Hillhouse figures the Redgraves found her company when searching the Internet for green casket companies. "The woman knew what she wanted," says Hillhouse. "She said someone had been buried in a wicker casket back in England and wanted something similar" for the Connecticut funeral.
The coffin Hillhouse shipped out East is fashioned from lengths of bamboo that are woven into a traditional rectangular shape (pictured above). The detachable lid is secured to the base with a series of wooden dowels which fit through small rope loops. Three wooden hand grips are attached at intervals on both sides. A finished coffin weighs less than 80 pounds but is sturdy enough to support a body weighing more than four times that. Hillhouse charges $400 for the coffin, plus delivery.
Bamboo is a newer addition to the line of readily compostable materials that are being turned into green coffins, including pine, cardboard and wicker. It may be the greenest of the bunch.
Unlike traditional wood, bamboo completely regenerates after harvesting -- no re-planting is necessary -- and does so more rapidly than any other woody plant. When cut at the root, the stalks grow back to their former height in two month's time.
The bamboo diverted to Hillhouse's coffins is further culled from sustainably-managed and –harvested forests in the Hunan province of China. No chemical fertilizers or pesticides are used, and the species of bamboo is not the kind consumed by pandas.

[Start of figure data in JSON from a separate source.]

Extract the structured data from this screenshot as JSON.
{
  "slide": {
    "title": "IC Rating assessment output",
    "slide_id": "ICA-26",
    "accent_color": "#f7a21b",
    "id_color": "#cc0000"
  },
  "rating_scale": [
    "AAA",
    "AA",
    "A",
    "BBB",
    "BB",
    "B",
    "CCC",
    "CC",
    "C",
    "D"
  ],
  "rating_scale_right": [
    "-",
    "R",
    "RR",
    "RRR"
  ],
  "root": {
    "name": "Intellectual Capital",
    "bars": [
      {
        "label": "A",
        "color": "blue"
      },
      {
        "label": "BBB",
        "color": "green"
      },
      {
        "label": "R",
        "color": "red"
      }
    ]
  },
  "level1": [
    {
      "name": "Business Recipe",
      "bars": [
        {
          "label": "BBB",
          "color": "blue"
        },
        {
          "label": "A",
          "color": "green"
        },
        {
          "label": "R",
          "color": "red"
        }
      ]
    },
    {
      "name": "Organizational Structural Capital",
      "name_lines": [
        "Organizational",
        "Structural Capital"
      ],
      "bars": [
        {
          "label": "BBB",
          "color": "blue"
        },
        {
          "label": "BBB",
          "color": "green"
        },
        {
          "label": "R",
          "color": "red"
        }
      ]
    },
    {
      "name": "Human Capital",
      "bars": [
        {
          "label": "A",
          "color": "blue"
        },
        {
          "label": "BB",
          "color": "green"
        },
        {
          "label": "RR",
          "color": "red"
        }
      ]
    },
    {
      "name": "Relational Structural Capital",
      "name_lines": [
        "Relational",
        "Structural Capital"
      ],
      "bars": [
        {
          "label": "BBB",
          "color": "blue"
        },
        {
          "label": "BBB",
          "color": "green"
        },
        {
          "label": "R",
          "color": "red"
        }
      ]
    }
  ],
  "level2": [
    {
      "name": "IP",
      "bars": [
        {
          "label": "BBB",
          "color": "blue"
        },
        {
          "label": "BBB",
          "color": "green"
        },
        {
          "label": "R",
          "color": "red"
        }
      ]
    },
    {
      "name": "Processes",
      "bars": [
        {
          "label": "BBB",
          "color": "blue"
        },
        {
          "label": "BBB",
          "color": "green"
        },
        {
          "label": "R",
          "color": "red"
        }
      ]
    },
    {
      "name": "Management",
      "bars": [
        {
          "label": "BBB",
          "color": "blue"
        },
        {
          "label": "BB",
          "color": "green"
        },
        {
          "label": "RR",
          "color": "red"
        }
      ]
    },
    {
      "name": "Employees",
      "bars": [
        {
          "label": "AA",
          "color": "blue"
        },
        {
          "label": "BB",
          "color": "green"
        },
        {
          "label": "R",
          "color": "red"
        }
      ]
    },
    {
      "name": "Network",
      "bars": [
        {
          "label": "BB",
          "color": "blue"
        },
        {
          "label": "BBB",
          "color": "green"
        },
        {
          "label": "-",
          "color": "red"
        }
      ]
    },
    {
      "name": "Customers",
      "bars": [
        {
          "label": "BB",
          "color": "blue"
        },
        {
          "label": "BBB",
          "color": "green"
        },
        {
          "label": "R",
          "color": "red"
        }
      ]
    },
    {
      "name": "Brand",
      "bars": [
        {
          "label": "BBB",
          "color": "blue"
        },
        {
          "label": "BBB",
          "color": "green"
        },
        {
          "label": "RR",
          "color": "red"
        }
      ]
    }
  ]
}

The coffins are produced by Ecoffins of Kent, England, a Fair Trade company whose products Hillhouse distributes throughout the U.S.
Hillhouse doesn't know the extent of the Redgraves's green leanings. Yet the eco casket and final interment in a rural cemetery just over the New York line in Lithgow were in keeping with the actress's last wishes, she says. And, as that first e-mail to her had indicated, the bamboo coffin is similar in nature to the wicker one in which Lynn Redgrave's brother, Corin, was laid to rest last month. (Scroll down in the linked article to see the casket.)
Hillhouse says this is the first time she has seen a photograph of one of her coffins in an actual service. It's not, however, the first time she has served as Green Coffin Supplier to the Stars.
Last May she got a call from a funeral director in southern California, asking her to send down one of her bamboo coffins. When she called back after the funeral to ask how the service had gone, the director said, "Now I can tell you who the coffin was used for: David Carradine," the actor of "Kung Fu" and Kill Bill fame.